Я, конечно, насел на него, и кое-что раскопал.
***
Высоко над мысом, возле маяка, стоят каменный крест и часовня. В ней на деревянных досках вырезаны имена пропавших в море рыбаков, для молитвы и поминания. Но есть и другая доска, поставленная снаружи, на которой значатся имена некрещеных, иноверцев и умерших «неправильной» смертью, которых неудобно упоминать в часовне, но и без помина оставить как-то не по-людски.
Последним на этой доске вырезан Иван Лежнев, про которого я знал пару необычных вещей. Он пропал в море лет десять назад.
«Сгинул» - сказал Радован непочтительно. - «Он и есть отец этой девки. А кто мать, неведомо». «Как это?» - удивился я, ибо обычно бывает наоборот. «Привез ее Бог весть откуда. Сам пропадал три года, вернулся и ее привез из моря». «Из моря?» «Ну, или не знаю откуда. Не с нашего побережья, точно».
Иван был владельцем самой необычной лодки в заливе. Она очень походила на ладью или челн, с несколькими веслами, высоким носовым украшением и местом для кормщика, которого называли старшим. Иван и был старшим, а в команду себе набирал всякую шваль. Ни один из порядочных рыбаков с ним дела не имел, только самые пропащие пьяницы. Всего в команде Ивана было не более восьми человек, которые часто менялись, то ли Иван их выгонял на берег, то ли… Всякое могло говориться, но по пропавшим никто розыск не объявлял.

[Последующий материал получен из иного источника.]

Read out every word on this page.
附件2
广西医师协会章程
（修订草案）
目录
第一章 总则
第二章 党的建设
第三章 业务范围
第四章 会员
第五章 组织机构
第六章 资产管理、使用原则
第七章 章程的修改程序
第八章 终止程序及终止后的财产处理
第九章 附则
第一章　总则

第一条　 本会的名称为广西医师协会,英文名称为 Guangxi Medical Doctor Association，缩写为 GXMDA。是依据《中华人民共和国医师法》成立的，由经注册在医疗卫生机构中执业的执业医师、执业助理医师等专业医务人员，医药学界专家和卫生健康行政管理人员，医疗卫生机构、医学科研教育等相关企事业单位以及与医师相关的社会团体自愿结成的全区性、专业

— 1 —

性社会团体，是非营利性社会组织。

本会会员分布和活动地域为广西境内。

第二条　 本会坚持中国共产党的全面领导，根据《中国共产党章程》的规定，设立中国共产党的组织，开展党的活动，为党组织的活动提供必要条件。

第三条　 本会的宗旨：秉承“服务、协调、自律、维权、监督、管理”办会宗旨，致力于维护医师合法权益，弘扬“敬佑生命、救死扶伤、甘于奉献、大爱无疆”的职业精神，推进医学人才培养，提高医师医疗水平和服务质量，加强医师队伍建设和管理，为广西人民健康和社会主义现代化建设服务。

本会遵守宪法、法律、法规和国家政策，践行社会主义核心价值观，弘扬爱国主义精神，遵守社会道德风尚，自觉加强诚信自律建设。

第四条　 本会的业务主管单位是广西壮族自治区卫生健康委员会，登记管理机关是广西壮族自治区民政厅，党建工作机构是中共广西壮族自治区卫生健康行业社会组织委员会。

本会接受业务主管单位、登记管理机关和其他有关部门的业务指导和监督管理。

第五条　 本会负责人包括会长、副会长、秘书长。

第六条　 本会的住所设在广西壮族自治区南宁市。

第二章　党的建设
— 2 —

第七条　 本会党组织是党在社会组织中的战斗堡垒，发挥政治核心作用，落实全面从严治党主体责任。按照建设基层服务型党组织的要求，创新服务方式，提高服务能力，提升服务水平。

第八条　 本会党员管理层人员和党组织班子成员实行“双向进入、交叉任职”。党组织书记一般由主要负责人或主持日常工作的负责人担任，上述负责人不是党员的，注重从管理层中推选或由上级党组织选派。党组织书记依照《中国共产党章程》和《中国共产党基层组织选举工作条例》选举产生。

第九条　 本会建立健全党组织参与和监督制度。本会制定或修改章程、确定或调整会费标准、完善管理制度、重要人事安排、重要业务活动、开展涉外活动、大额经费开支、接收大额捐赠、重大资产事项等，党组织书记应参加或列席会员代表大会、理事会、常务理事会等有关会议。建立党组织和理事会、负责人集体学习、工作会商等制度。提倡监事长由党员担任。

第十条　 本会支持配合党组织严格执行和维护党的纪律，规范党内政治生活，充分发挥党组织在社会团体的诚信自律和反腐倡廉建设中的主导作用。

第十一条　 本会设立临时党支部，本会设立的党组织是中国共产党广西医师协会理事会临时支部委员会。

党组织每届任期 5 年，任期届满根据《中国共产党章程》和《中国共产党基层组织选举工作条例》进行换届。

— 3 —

Промышлял он у Северных камней, там, куда никто не ходит. Это настоящий лабиринт из скал и крошечных островов в море. Течение и волны там такие, что надо быть очень уверенным в себе шкипером, чтобы отважиться хоть на полдня забрести туда. Место это представляет собой просто-напросто старое корабельное кладбище. Чем он там занимался, никто не знает. Не рыбной ловлей, разве что для пополнения провианта. Но и вряд ли он обшаривал затонувшие суда в поисках сокровищ - это занятие для богатых бездельников, пустое и безнадежное. В общем, темная он был личность.
Пропал вместе со своей лодкой и командой. А дочку его усыновил Янчо, наиболее близкий ему человек. Когда-то они были кумовья, или свойственники.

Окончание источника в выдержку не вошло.